演題番号 : P91-1
Uterine carcinosarcoma (CS) is a highly malignant neoplasm known in connection with poor prognosis. Prognostic factors as well as solid therapeutic procedures have not been established, therefore novel therapeutic target must urgently be developed. We reported that Imp3 confers malignant phenotype and tumorigenesis in vitro and in vivo using mouse sarcoma model (Ueki et al, PlosOne, 2012). IMP3 is considered as an oncofetal protein and suggested as a prognostic marker in various human malignancies. Here we investigated IMP3 expression in human CS and correlation with the clinical outcome. Furthermore, we tried to clarify molecular functions of IMP3.

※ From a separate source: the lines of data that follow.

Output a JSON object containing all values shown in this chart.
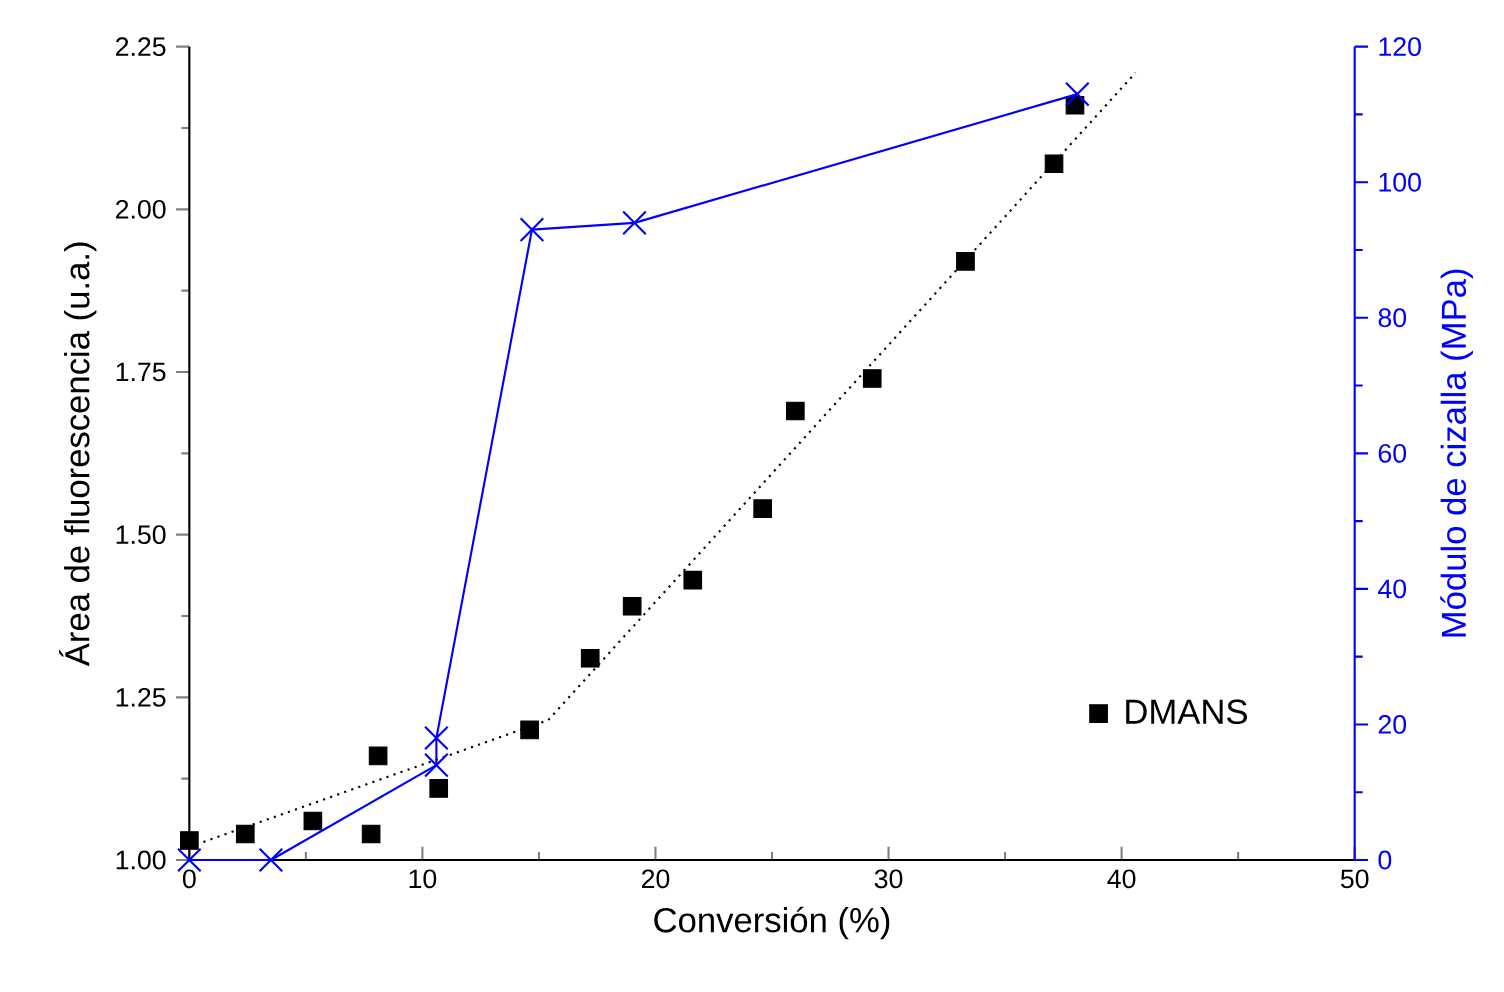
{
  "chart_data": {
    "type": "scatter",
    "xlabel": "Conversión (%)",
    "ylabel": "Área de fluorescencia (u.a.)",
    "y2label": "Módulo de cizalla (MPa)",
    "xlim": [
      0,
      50
    ],
    "xticks": [
      0,
      10,
      20,
      30,
      40,
      50
    ],
    "ylim": [
      1,
      2.25
    ],
    "yticks": [
      {
        "value": 1,
        "label": "1.00"
      },
      {
        "value": 1.25,
        "label": "1.25"
      },
      {
        "value": 1.5,
        "label": "1.50"
      },
      {
        "value": 1.75,
        "label": "1.75"
      },
      {
        "value": 2,
        "label": "2.00"
      },
      {
        "value": 2.25,
        "label": "2.25"
      }
    ],
    "y2lim": [
      0,
      120
    ],
    "y2ticks": [
      0,
      20,
      40,
      60,
      80,
      100,
      120
    ],
    "grid": false,
    "legend": "bottom right",
    "series": [
      {
        "name": "DMANS",
        "marker": "square",
        "color": "#000000",
        "x": [
          0,
          2.4,
          5.3,
          7.8,
          8.1,
          10.7,
          14.6,
          17.2,
          19.0,
          21.6,
          24.6,
          26.0,
          29.3,
          33.3,
          37.1,
          38.0
        ],
        "values": [
          1.03,
          1.04,
          1.06,
          1.04,
          1.16,
          1.11,
          1.2,
          1.31,
          1.39,
          1.43,
          1.54,
          1.69,
          1.74,
          1.92,
          2.07,
          2.16
        ]
      },
      {
        "type": "line",
        "line_style": "dotted",
        "marker": "none",
        "color": "#000000",
        "x": [
          0,
          15.4,
          40.6
        ],
        "values": [
          1.02,
          1.215,
          2.21
        ]
      },
      {
        "type": "line",
        "axis": "y2",
        "line_style": "solid",
        "marker": "cross",
        "color": "#0000ff",
        "x": [
          0,
          3.5,
          10.6,
          10.6,
          14.7,
          19.1,
          38.1
        ],
        "values": [
          0,
          0,
          14,
          18,
          93,
          94,
          113
        ]
      }
    ]
  }
}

Tumor specimens from 21 patients with CS in Keio University Hospital were used for the study with informed concent. We evaluated the expression and clinicopathologic significance of IMP3 based on immunohistochemical analyses. Our previous study with epigenetic modifiers such as DNMT1 or HDAC inhibitor revealed that the up-regulation of Imp3 was at least partially attributable to epigenetic regulation. We further evaluated epigenetic histone modification in CS, and analyzed correlation between IMP3 expression and the clinical outcome.
There was significant correlation between IMP3 expression and overall survival in CS (p<0.05). Carcinomatous components in CS were related to the clinical outcome, while sarcomatous components did not. Histone modification status was correlated to the IMP3 expression and considered as an independent prognostic factor in CS (p<0.05). These findings suggested that IMP3 expression correlates to histone modification in CS.
IMP3 expression might be a new prognostic factor in uterine CS. IMP3 is expected as a novel cancer-specific therapeutic target to CS as an oncofetal protein. In addition, IMP3 confers epigenetic histone modification. To clarify further mechanical regulation on IMP3 leads to the establishment of new therapeutic strategies to CS.